AMD's Ryzen 9 6900HS Rembrandt Benchmarked: Zen3+ Power and Performance Scalingby Dr. Ian Cutress on March 1, 2022 9:30 AM EST
Performance Per Watt
With the ASUS Zephyrus G14, it comes with some fancy ASUS software called the Armo(u)ry Crate. Inside is the usual array of options for a modern laptop when it comes to performance profiles, fans, special RGB effects and lighting, information about voltages, frequencies, fan speeds, fan profiles, and all that jazz. However inside the software there is also an interface that allows the user to cap how much APU/SoC power can be put through the processor or the whole platform.
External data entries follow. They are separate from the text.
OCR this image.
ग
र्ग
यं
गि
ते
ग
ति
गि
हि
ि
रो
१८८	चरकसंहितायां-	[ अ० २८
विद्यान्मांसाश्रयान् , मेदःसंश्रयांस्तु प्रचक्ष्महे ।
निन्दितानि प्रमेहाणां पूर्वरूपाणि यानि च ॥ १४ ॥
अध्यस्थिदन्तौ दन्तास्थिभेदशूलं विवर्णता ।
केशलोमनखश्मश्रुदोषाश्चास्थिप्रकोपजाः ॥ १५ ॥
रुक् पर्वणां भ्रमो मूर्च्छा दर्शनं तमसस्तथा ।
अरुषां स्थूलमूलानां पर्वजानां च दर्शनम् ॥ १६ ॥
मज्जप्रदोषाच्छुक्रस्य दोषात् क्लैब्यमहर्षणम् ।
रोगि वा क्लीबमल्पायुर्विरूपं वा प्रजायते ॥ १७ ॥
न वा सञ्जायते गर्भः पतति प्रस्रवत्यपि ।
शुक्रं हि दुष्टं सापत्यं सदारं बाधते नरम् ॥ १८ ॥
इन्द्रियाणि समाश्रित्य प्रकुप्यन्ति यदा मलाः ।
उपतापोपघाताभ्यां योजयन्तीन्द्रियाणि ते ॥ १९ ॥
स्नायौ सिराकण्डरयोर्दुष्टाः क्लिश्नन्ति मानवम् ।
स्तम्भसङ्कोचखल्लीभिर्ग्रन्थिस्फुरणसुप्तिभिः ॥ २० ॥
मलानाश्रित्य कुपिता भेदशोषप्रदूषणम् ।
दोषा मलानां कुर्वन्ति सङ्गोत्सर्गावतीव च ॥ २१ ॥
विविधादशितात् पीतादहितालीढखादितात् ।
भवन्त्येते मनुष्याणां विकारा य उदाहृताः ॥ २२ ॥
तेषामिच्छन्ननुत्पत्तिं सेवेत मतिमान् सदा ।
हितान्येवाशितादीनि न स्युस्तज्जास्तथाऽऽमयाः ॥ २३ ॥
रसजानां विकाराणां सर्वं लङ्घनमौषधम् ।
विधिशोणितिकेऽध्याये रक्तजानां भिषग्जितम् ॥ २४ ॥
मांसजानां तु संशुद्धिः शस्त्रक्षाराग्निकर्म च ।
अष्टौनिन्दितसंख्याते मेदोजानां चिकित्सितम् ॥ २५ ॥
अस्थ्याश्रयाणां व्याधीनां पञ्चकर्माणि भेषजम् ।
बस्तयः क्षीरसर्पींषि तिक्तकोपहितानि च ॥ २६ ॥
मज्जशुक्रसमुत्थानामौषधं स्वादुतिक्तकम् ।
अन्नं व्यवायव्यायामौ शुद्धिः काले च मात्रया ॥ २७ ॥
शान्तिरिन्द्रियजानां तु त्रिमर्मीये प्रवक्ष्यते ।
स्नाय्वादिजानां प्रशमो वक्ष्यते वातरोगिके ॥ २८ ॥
With this option, we took advantage of the fact that the after we select a given SoC wattage, the system will automatically migrate to the required voltage and frequency under load while only ever going up to the power limits - or as much as the system would be allowed to. Using this tool, we ran a spectrum of performance data against power options to see how the POV-Ray benchmark would scale, as it is one of the benchmarks that drives core use very high and very hard.
In this first graph, we monitor how the CPU voltage increases by raising the power, as well as the at-load temperature of the processor. The voltage increments start off around the 60-65 mW per 5W of SoC power, eventually becoming 15-25 W due to the way that voltage and power scales. The temperature was a very constant rise, showing 96ºC with the full 80 W selected.
Now if we transition this to the benchmark results, as we plot this with the all-core frequency as well:
These two lines follow a similar pattern, as the score doesn't increase if the frequency doesn't increase. The biggest jumps are in the 15-35W mark, which is where most modern processors are the most efficient. However as the power is added in, the processor moves away from that ideal efficiency point, and going from 50 W to 80 W is a 60% power increase for only +375 MHz and only +7.7% increased score in the benchmark.
We can pivot this data into something a bit more familiar:
Here we can see the voltage required for all-core frequencies and how the voltage scales up. With all this data, we can actually do a performance per watt graph for Rembrandt:
In this graph we're plotting Score per watt against Frequency, and it showcases that beyond 2.5 GHz, the Rembrandt CPU design becomes less efficient. Most modern processors end up being most efficient around this frequency, so it isn't perhaps all that surprising.
Now all of this is also subject to binning - not only are chips binned by the designation (6900HS vs 6800H for example), but also within an individual SKU, there will be better bins than others. We see this in some mobile processors that can have 10+ bins with different voltage/frequency characteristics, but all still called the same, because they perform at a shared guaranteed minimum. With smartphones, this testing is a lot easier, as that voltage/frequency table is often part of the hardware mechanism. But for notebooks and desktops, we're often at the mercy of the motherboard manufacturer or OEM, who can use their own settings, overriding anything that Intel or AMD suggest. Hopefully in the future we will get more control and be able to determine what is manufacturer based and what is motherboard based.